NRS 78.650 (3) contemplates 5 days' notice when application for a temporary receiver is presented.[1] Transcontinental contends that the statutory notice requirement was not met in this case because the hearing of Free's request for the appointment of a receiver occurred on October 25, 1963 pursuant to a court order entered three days earlier. Of course it is true that on October 22, 1963 the court ordered the hearing to be held on October 25, 1963. If this was all that had happened, perhaps Transcontinental's argument would have significance. However, the record shows that the petition for the appointment of a temporary receiver was originally filed on October 8, 1963, and notice given that a hearing thereon would be held on October 17, 1963. The hearing did not occur at that time because other motions had been filed by then, and the court preferred to hear them all at the same time if it could conveniently do so. On October 21 and 22 the court disposed of such other motions and also designated October 25 as the time for *319 hearing the application for a receiver. It is plain that the statute was complied with. Transcontinental had adequate notice.

Finally, Transcontinental insists that Free did not make a proper showing to justify the appointment of a receiver and that the district court abused its discretion in granting his request. This argument is not entitled to credit. NRS 78.650(1) lists 10 circumstances, any one of which will authorize the appointment of a temporary receiver upon application by a holder of 10% of the outstanding stock. For the purposes of this opinion it is sufficient to note that Free alleges four of them in his amended verified complaint. The affidavit of Kenneth P. Dillon alleges one of them, viz., danger to the public. Clearly, the showing was sufficient. Underwriters, Inc. v. District Court, 61 Nev. 42, 113 P.2d 616, 115 P.2d 932.

We are also asked to comment upon other matters.
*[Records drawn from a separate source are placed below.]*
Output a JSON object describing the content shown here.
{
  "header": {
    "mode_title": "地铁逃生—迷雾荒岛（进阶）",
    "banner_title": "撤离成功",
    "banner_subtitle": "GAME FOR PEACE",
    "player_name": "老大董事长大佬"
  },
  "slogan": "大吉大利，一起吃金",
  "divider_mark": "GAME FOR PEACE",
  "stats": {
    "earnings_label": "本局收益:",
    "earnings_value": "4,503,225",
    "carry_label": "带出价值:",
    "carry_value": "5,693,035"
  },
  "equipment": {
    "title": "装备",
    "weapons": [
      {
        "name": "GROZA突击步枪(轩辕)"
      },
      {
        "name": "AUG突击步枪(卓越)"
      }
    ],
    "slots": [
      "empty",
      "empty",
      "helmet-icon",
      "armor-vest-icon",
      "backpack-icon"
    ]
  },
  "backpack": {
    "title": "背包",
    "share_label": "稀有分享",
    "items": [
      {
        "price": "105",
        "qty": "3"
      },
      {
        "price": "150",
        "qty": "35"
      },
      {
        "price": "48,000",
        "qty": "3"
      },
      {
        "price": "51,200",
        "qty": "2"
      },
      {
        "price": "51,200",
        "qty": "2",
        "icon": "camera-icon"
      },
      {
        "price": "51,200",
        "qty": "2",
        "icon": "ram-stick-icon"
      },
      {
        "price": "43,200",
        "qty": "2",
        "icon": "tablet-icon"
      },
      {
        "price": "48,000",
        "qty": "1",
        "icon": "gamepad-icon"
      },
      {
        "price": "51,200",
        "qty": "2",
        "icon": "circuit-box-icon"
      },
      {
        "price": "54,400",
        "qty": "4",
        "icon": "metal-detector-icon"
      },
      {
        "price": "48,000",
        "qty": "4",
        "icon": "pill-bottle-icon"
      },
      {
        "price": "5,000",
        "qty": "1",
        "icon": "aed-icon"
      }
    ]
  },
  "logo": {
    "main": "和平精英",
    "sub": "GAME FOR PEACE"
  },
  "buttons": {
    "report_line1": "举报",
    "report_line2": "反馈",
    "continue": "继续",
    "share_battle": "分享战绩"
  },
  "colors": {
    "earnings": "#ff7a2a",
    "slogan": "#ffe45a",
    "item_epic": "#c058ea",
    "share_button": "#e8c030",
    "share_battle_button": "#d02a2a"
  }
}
We refuse to do so, for they deal with certain interlocutory orders that are not appealable under NRCP 72.

Affirmed.

BADT, C.J., and McNAMEE, J., concur.

NOTES

[1] NRS 78.650(3) states, "In any such application for a receivership, it shall be sufficient for a temporary appointment if notice of the same be given to the corporation alone, by process as in the case of an application for a temporary restraining order or injunction, and the hearing thereon may be had after 5 days' notice unless the court shall direct a longer or different notice and different parties."